Mmmm.. forse hai fraintesto la situazione.. La persona di cui parlo ha già partita iva ed è gia nel regime dei minimi. Gli hanno proposto un lavoro dipendente, che non ha nulla a che vedere con l'attività che svolge. Questo è il punto.. sapere se può, avendo gia l'attività di lavoratore autonomo diventare anche lavoratore dipendente.

----------


## Luca Bi

> Mmmm.. forse hai fraintesto la situazione.. La persona di cui parlo ha già partita iva ed è gia nel regime dei minimi. Gli hanno proposto un lavoro dipendente, che non ha nulla a che vedere con l'attività che svolge. Questo è il punto.. sapere se può, avendo gia l'attività di lavoratore autonomo diventare anche lavoratore dipendente.

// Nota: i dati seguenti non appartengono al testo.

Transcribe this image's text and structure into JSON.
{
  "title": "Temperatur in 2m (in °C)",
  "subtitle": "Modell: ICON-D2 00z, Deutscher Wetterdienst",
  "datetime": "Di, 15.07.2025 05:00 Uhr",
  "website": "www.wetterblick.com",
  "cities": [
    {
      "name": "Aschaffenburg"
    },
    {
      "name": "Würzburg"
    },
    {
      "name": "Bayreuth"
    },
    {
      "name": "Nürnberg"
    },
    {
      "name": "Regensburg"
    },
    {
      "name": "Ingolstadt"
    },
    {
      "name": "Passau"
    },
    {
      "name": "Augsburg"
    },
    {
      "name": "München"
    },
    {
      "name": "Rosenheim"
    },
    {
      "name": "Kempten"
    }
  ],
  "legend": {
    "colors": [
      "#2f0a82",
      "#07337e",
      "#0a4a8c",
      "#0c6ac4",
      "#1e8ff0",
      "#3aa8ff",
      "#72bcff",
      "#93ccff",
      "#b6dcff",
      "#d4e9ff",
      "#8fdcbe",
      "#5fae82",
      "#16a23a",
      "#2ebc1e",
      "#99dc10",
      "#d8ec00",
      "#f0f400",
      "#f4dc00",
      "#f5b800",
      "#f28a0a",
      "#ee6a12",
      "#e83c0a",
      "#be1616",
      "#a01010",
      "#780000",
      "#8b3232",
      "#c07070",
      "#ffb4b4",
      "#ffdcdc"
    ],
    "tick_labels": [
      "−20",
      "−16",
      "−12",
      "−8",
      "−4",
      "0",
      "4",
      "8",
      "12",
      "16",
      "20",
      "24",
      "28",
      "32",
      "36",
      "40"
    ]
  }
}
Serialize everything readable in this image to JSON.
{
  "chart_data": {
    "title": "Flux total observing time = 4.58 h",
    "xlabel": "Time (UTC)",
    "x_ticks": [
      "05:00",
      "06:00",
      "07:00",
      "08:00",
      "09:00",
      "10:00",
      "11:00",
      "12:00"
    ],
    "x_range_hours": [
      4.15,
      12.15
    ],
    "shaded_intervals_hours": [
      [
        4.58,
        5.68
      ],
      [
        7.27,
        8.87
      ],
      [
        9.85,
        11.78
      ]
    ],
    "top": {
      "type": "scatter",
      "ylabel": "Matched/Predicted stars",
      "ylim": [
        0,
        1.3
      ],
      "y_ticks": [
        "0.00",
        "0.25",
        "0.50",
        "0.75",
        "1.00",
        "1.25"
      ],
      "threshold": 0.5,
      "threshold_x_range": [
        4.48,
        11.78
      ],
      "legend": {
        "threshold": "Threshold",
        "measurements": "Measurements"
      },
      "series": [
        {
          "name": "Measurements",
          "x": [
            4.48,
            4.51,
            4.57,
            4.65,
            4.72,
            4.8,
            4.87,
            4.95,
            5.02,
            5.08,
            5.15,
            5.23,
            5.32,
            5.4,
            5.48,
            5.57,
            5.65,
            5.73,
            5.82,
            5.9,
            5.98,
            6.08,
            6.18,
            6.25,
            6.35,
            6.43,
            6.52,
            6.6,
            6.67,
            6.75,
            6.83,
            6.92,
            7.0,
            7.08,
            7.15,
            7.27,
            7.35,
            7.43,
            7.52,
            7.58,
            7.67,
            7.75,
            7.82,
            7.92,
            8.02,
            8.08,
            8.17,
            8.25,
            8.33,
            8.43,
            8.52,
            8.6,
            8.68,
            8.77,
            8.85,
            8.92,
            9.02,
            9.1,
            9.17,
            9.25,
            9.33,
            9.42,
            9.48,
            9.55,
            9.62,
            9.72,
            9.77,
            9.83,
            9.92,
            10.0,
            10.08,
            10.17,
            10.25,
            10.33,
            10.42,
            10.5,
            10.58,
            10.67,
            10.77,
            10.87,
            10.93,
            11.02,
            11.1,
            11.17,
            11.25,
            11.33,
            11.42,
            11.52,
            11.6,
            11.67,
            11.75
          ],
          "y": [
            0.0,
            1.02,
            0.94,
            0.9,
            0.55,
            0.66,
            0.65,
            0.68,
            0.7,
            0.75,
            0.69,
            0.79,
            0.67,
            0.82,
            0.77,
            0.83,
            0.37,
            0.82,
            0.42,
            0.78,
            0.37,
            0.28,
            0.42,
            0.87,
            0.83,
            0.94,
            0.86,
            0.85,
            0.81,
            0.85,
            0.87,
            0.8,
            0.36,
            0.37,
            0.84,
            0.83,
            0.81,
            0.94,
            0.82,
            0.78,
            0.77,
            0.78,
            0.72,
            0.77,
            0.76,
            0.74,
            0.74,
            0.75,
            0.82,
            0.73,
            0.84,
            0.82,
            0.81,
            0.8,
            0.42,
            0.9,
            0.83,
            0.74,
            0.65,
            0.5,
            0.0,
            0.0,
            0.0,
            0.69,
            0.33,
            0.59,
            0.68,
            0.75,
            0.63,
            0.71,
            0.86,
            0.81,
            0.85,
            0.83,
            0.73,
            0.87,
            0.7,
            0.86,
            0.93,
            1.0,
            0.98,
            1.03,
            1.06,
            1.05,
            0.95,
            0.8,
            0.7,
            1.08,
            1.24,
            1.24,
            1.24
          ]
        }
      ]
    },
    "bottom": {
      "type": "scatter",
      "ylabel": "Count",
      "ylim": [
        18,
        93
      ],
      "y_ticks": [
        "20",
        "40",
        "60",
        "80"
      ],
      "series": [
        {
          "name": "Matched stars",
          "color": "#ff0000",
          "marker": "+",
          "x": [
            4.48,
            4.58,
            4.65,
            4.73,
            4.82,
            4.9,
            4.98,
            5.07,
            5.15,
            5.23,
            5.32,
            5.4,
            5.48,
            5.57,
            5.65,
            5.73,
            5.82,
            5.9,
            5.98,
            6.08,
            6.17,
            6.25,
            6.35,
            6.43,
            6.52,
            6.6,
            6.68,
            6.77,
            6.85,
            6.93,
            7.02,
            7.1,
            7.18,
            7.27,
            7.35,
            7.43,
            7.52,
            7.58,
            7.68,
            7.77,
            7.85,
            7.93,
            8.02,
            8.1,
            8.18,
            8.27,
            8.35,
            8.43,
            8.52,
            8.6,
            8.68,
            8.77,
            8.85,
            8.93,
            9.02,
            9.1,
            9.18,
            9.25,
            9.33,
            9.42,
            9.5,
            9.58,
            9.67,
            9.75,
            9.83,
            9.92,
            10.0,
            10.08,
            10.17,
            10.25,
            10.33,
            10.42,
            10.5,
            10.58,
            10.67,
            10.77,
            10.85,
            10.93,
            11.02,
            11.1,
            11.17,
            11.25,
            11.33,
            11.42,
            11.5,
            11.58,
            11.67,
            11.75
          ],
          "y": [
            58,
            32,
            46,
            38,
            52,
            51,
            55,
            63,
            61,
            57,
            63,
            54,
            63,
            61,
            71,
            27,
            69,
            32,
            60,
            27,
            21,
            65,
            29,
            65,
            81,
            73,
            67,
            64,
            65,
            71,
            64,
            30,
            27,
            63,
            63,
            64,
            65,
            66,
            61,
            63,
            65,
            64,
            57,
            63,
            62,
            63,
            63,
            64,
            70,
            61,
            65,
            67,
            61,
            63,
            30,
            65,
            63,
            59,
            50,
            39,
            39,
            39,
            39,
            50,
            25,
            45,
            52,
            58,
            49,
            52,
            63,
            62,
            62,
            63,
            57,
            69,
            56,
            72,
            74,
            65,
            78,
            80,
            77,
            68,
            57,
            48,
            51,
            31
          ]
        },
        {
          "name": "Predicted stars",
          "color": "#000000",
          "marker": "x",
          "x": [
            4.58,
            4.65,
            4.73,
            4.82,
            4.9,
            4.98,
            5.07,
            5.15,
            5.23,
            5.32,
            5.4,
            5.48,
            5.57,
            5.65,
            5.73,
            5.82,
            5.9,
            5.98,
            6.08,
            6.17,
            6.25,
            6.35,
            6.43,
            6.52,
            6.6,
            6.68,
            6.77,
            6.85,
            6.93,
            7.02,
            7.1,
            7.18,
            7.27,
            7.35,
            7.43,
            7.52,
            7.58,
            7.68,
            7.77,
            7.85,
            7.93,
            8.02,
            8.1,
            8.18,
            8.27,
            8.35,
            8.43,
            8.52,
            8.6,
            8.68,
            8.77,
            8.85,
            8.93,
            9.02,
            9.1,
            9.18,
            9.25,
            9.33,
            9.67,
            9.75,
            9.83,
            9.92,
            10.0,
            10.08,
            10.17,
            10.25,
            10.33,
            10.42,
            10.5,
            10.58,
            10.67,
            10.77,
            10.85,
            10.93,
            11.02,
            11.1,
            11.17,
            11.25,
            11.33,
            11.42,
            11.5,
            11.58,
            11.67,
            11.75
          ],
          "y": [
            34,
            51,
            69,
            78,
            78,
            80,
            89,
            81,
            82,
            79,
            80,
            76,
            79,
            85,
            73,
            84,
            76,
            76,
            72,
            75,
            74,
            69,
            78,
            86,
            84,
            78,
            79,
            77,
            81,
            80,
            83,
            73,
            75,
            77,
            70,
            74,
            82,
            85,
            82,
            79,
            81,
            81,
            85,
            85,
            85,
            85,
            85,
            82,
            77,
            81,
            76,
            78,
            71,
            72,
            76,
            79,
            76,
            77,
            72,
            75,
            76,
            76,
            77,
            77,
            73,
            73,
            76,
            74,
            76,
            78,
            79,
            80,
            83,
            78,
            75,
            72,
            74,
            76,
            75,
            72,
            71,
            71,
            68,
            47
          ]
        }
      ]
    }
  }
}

  Si forse ho frainteso. Secondo me, allora non hai problemi a far convivere i 2 regimi.

----------


## nuvola

Si anche io credo cosi... ma avrei bisogno di avere dei riferimenti normativi o qualcosa di scritto per essere sicura....

----------


## ContiPronti

La risposta breve è: sì, lo può fare.  Difficile darti riferimenti normativi, per fortuna le leggi stabiliscono solo cosa è vietato, non cosa è permesso. 
Ci sono delle eccezioni, tipo che se la sua attività d'impresa è artigianale, l'artigianato non è compatibile col lavoro dipendente; o che chi lavora nel settore pubblico in teoria non può avere la partita IVA.  Ma piuttosto che elencarti tutte le possibili eccezioni è più semplice che tu indichi precisamente l'attività che svolge come autonomo e quella che svolgerà come dipendente.

----------


## nuvola

Come lavoratore fa il grafico.. come lavoratore dipendente non so bene di preciso... non mi è stato comunicato, so solo che non c'entra niente rispetto al lavoro autonomo!

----------


## ContiPronti

Ok, i grafici non hanno incompatibilità.

----------


## andrea01

Buonasera,
sono un dipendente full time presso una Agenzia in attività finanziaria come segretario e addetto back-office. Adesso con la nuova normativa in atto dal 2013 un agente puo' prendere solo un mandato. Pertanto vorrei ridurre il mio orario di lavoro da 40 a 30 e aprire una partita iva come agente in attività finanziaria con un altra società da quella in cui lavoro attualmente (ho già il loro consenso). Vorrei sapere se posso adottare il regime dei minimi o il regime ordinario semplificato. Premetto che per me sarebbe una nuova attiivtà anche se per il momento mi appoggerei presso i locali dove lavoro attualmente. Grazie 1000

----------